The continuing proliferation of board committees is one reason boards are getting bigger. For a long time, there had been a trend toward smaller boards, with seven members having become typical. Most observers praised this trend, because smaller boards tend to work more effectively. With the additional required committees and all the additional duties being piled on committee members by SOX and the stock exchange requirements, however, the trend has reversed and boards are getting bigger again. Apparently, extra bodies are needed so that no one director ends up being overloaded with committee assignments and homework. Because size matters, the result may be less effective decision making by the board as a whole.

The Nominating and Corporate Governance Committee

NYSE Listed Company Manual § 303A.04 requires that listed companies set up “a nominating/corporate governance committee composed entirely of independent directors.” The committee must have a written charter specifying how it will go about identifying candidates for board membership and selecting those candidates to be nominated. The committee should have sole power to select headhunters and negotiate their fees.

NASDAQ gives companies an alternative. Under Marketplace Rule 4350(c), new directors must be nominated either by a majority of the independent directors or a nominating committee comprised solely of independent directors.

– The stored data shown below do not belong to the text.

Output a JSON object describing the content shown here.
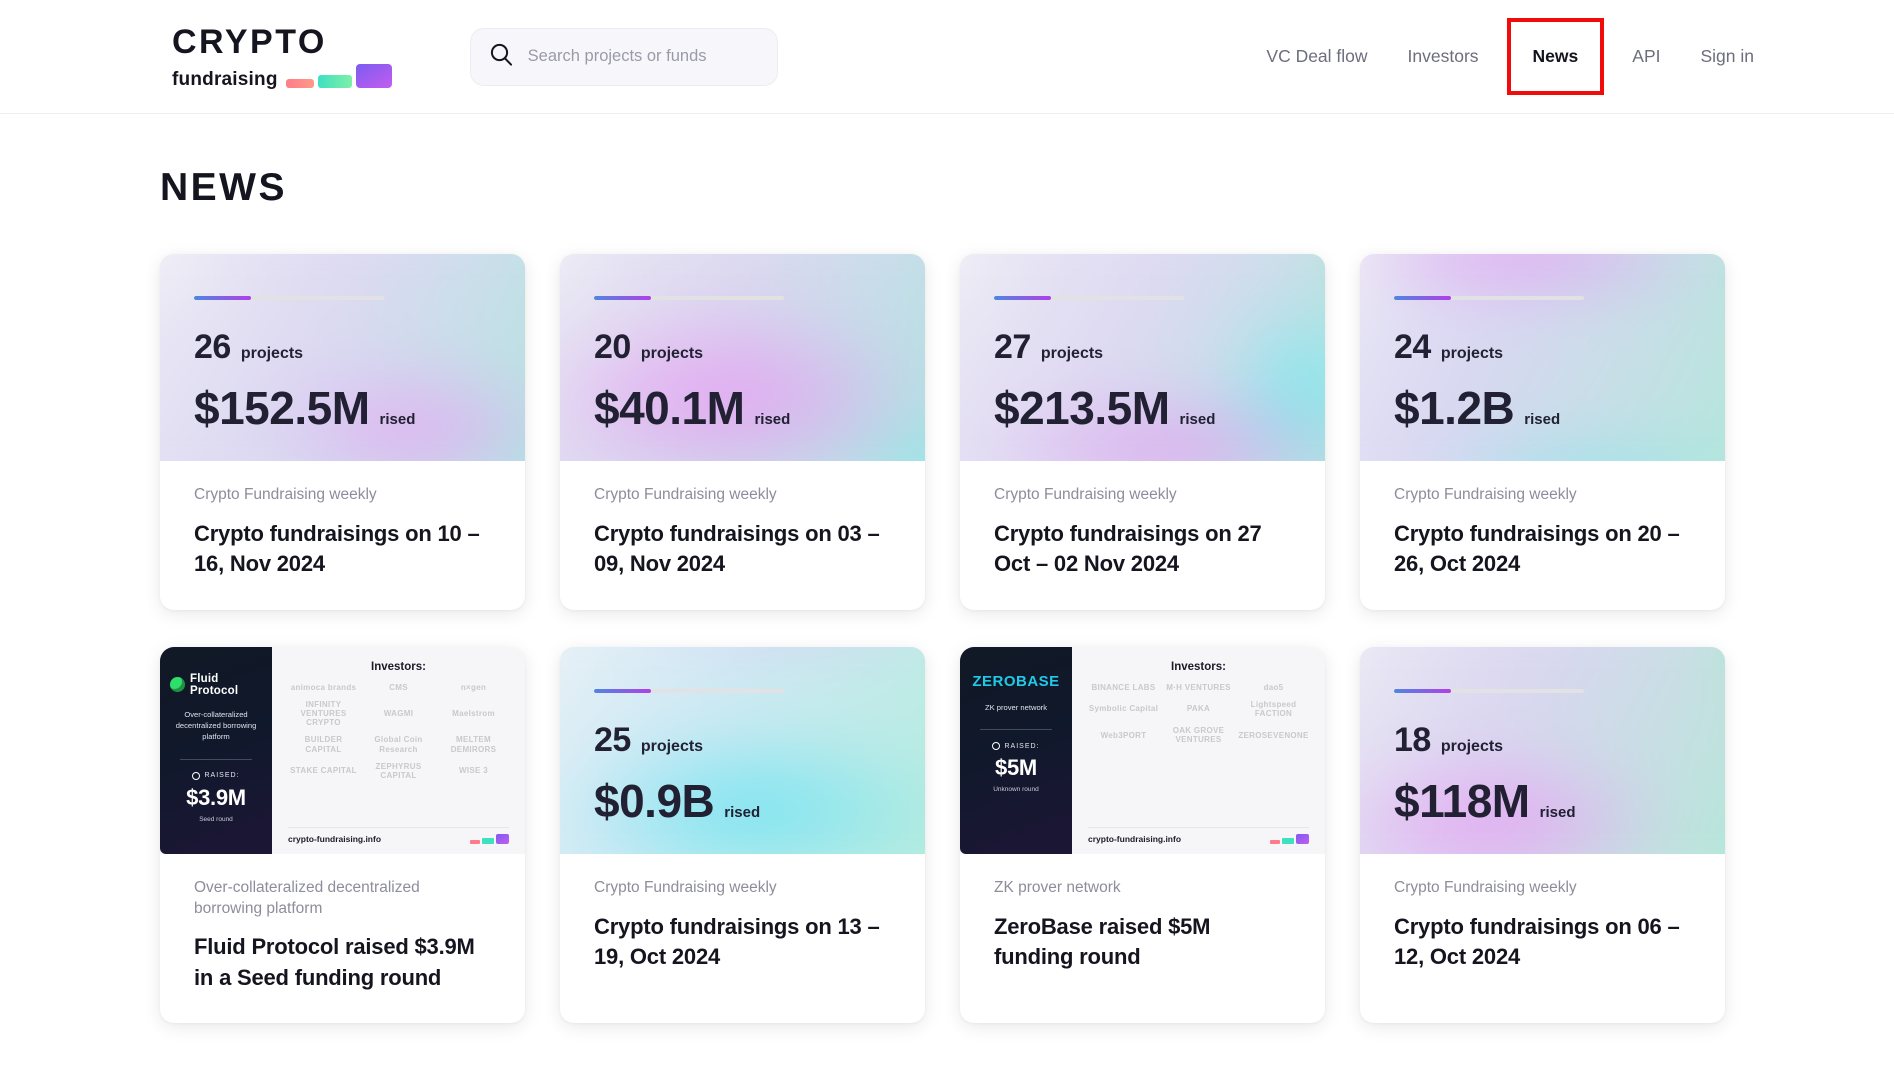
{
  "brand": {
    "logo_top": "CRYPTO",
    "logo_bottom": "fundraising"
  },
  "search": {
    "placeholder": "Search projects or funds",
    "value": "",
    "icon": "search-icon"
  },
  "nav": {
    "items": [
      {
        "label": "VC Deal flow",
        "active": false,
        "highlighted": false
      },
      {
        "label": "Investors",
        "active": false,
        "highlighted": false
      },
      {
        "label": "News",
        "active": true,
        "highlighted": true
      },
      {
        "label": "API",
        "active": false,
        "highlighted": false
      },
      {
        "label": "Sign in",
        "active": false,
        "highlighted": false
      }
    ],
    "highlight_color": "#f10b0b"
  },
  "page": {
    "title": "NEWS"
  },
  "cards": [
    {
      "type": "stat",
      "projects": "26",
      "projects_label": "projects",
      "raised": "$152.5M",
      "raised_label": "rised",
      "kicker": "Crypto Fundraising weekly",
      "title": "Crypto fundraisings on 10 – 16, Nov 2024",
      "progress_pct": 30
    },
    {
      "type": "stat",
      "projects": "20",
      "projects_label": "projects",
      "raised": "$40.1M",
      "raised_label": "rised",
      "kicker": "Crypto Fundraising weekly",
      "title": "Crypto fundraisings on 03 – 09, Nov 2024",
      "progress_pct": 30
    },
    {
      "type": "stat",
      "projects": "27",
      "projects_label": "projects",
      "raised": "$213.5M",
      "raised_label": "rised",
      "kicker": "Crypto Fundraising weekly",
      "title": "Crypto fundraisings on 27 Oct – 02 Nov 2024",
      "progress_pct": 30
    },
    {
      "type": "stat",
      "projects": "24",
      "projects_label": "projects",
      "raised": "$1.2B",
      "raised_label": "rised",
      "kicker": "Crypto Fundraising weekly",
      "title": "Crypto fundraisings on 20 – 26, Oct 2024",
      "progress_pct": 30
    },
    {
      "type": "project",
      "project_name": "Fluid Protocol",
      "project_desc": "Over-collateralized decentralized borrowing platform",
      "raised_caption": "RAISED:",
      "raised_amount": "$3.9M",
      "round": "Seed round",
      "investors_title": "Investors:",
      "investors": [
        "animoca brands",
        "CMS",
        "n×gen",
        "INFINITY VENTURES CRYPTO",
        "WAGMI",
        "Maelstrom",
        "BUILDER CAPITAL",
        "Global Coin Research",
        "MELTEM DEMIRORS",
        "STAKE CAPITAL",
        "ZEPHYRUS CAPITAL",
        "WISE 3"
      ],
      "footer_url": "crypto-fundraising.info",
      "kicker": "Over-collateralized decentralized borrowing platform",
      "title": "Fluid Protocol raised $3.9M in a Seed funding round"
    },
    {
      "type": "stat",
      "projects": "25",
      "projects_label": "projects",
      "raised": "$0.9B",
      "raised_label": "rised",
      "kicker": "Crypto Fundraising weekly",
      "title": "Crypto fundraisings on 13 – 19, Oct 2024",
      "progress_pct": 30
    },
    {
      "type": "project",
      "project_name": "ZEROBASE",
      "project_desc": "ZK prover network",
      "raised_caption": "RAISED:",
      "raised_amount": "$5M",
      "round": "Unknown round",
      "investors_title": "Investors:",
      "investors": [
        "BINANCE LABS",
        "M·H VENTURES",
        "dao5",
        "Symbolic Capital",
        "PAKA",
        "Lightspeed FACTION",
        "Web3PORT",
        "OAK GROVE VENTURES",
        "ZEROSEVENONE"
      ],
      "footer_url": "crypto-fundraising.info",
      "kicker": "ZK prover network",
      "title": "ZeroBase raised $5M funding round"
    },
    {
      "type": "stat",
      "projects": "18",
      "projects_label": "projects",
      "raised": "$118M",
      "raised_label": "rised",
      "kicker": "Crypto Fundraising weekly",
      "title": "Crypto fundraisings on 06 – 12, Oct 2024",
      "progress_pct": 30
    }
  ],
  "colors": {
    "accent_purple": "#b040e8",
    "accent_blue": "#4f86e0",
    "text_dark": "#15151f",
    "text_muted": "#8d8d9c",
    "highlight_red": "#f10b0b"
  }
}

The nominating power is vitally important. Board-of-director elections usually look a lot like old Soviet elections — there is only one slate of candidates and the authorities know how each voter voted. Absent the very unusual case of a proxy contest, in which a dissenting shareholder puts forward an alternative slate of director candidates, the slate nominated by the outgoing board of directors will be re-elected by default.

Corporate reformers long complained that boards simply rubber stamped the CEOs choices. In theory, having a separate committee of independent directors who are in charge of the nomination process should weaken the CEO's grip on power.